Düsseldorf Anna Kubin singt im "Weißen Rössl"

Düsseldorf · Anna Kubin wundert sich ein wenig in diesen Tagen. Da ist sie seit sieben Jahren im Schauspielhaus zu sehen, hat wuchtige Rollen gemeistert wie zuletzt in "Peer Gynt" und "Die Macht der Finsternis". Aber nie zuvor habe sie schon vor einer Premiere derart viel Aufmerksamkeit erfahren wie jetzt, wo sie in der Operette "Das Weiße Rössl" mitwirkt.

"In meinem Stadtteil Flingern wurde ich mehrmals auf der Straße darauf angesprochen", berichtet sie. "Offenbar sind die Leute sehr gespannt auf diese Produktion. Das beweist auch der zügige Vorverkauf." In der Schauspielhaus-Kantine kramt Anna Kubin, einen dicken bunten Schal um den Hals geschlungen, in ihrer Tasche und holt allerlei Schächtelchen heraus.
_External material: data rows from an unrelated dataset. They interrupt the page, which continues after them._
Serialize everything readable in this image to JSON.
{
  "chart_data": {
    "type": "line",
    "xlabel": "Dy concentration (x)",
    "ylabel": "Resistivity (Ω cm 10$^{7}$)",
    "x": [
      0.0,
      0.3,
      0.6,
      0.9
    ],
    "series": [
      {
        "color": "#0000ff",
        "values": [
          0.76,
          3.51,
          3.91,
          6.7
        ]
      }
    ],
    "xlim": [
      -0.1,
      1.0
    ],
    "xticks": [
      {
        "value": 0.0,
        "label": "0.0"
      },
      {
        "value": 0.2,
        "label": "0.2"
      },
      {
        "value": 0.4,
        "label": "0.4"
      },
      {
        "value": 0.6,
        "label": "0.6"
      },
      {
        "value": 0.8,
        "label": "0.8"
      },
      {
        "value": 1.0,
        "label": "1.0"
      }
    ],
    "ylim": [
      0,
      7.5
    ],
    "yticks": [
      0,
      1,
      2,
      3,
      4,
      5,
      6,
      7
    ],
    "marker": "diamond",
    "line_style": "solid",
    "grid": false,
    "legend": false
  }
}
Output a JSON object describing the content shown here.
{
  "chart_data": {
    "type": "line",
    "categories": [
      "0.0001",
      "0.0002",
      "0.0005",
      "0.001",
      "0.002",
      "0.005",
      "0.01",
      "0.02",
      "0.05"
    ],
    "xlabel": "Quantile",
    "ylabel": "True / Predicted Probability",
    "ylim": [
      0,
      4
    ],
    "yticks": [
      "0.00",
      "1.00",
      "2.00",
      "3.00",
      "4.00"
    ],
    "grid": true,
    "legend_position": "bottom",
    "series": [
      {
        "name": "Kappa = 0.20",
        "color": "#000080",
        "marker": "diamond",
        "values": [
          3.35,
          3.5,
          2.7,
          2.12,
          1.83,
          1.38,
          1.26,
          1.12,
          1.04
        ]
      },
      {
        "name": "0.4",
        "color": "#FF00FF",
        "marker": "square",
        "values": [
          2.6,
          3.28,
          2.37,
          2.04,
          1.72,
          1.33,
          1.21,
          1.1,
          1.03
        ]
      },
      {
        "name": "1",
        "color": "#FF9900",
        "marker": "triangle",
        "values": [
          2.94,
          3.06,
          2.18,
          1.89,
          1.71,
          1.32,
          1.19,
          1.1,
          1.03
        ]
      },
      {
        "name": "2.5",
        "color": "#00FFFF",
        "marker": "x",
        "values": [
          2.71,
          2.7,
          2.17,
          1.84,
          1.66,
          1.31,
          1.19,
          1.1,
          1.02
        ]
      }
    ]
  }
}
Noch drei Tage bis zur Premiere. "Hier, lauter Pastillen und Bonbons zum Lutschen und Schlucken", sagt sie. Schauspieler hassen Erkältungen wie der Teufel das Weihwasser.

Diesmal aber gelten sogar noch verschärftere Bedingungen. Ihre Stimme muss besonders geschmeidig und gut geölt sein, denn als Ottilie wird sie neben spielen und tanzen auch viel singen. Meist im Duett mit Florian Jahr, darunter "Die ganze Welt ist himmelblau". Und auch im Chor, was sie schwieriger findet, weil es noch mehr Kraft erfordert.

Anna Kubin macht das mit dem Singen nicht zum ersten Mal. Auch bei "Pariser Leben" im Schauspielhaus war sie dabei, und als Polly in der "Dreigroschenoper" hat sie gleich drei Bühnen erobert. Bei den Festspielen in Bad Hersfeld bekam sie dafür den Publikumspreis als beste Darstellerin. Dennoch sei eine klassische Operette wie das "Weiße Rössl", dazu noch das meistgespielte Musikstück der Welt, eine anspruchsvolle Herausforderung.

"So richtig zuhause fühle ich mich in diesem Genre noch nicht", gibt sie zu. "Der Wechsel vom Spielen zum Singen ist kompliziert. Einen Hänger im Text kann man sich hier nicht leisten, auch Improvisieren hilft einem nicht. Die Musik spielt einfach weiter. Und zu all dem muss ich auch noch die Choreografie im Kopf haben und punktgenau umsetzen." Aber Spaß macht es ihr, genau wie ihren gestandenen Kollegen. Moritz Führmann gibt vergnügt den "schönen Sigismund", Imogen Kogge die resolute Wirtin Josepha Vogelhuber. "Sie schmeißt den Laden und hat alles im Griff", sagt Anna Kubin. "Ansonsten kommen die Frauen in diesem Stück nicht so toll weg. Eine lispelt, und meine Ottilie ist auch ein bisschen fad, wenn man den Text zum ersten Mal liest."

Deshalb habe sie ihre Rolle schon bei Probenbeginn mit Regisseur Christian Weise besprochen. "Wir fragten uns, was wir aus ihr machen, damit sie vielschichtiger wird", erzählt Anna Kubin. "Ottilie ist als Töchterchen angelegt, aber ich bin eher eine Tochter. Das passt besser zu Hendrik Arnst, der als Fabrikant Giesecke meinen Vater spielt. Ein naives Mädchen wäre bei ihm fehl am Platz." Auch Diana Amft, die Ottilie im gerade angelaufenen Kinofilm""Das Weiße Rössl", sei wohl kaum naiv, sagt sie. "Dass der Stoff fast gleichzeitig ins Kino und ins Theater kommt, ist gar nicht übel", überlegt sie und scherzt: "Vielleicht verlaufen sich ja einige Besucher zu uns, die eigentlich in den Film wollten."

Das Publikum dürfe sich auf eine opulente Ausstattung und eine mitreißende Inszenierung freuen, verspricht Kubin. "Die Operette ist pointiert und witzig geschrieben. Den Witz untergraben wir nicht. Aber eine Klamotte machen wir auch nicht daraus." Begeistert ist die Schauspielerin von der Idee, die Bühne zunächst mit einem roten Vorhang zu verhüllen. "Er wird sich erst mit der Musik öffnen. Ich liebe es, wenn alles eine Weile im Verborgenen bleibt. Und so schön wie am Anfang geht es dann hoffentlich weiter."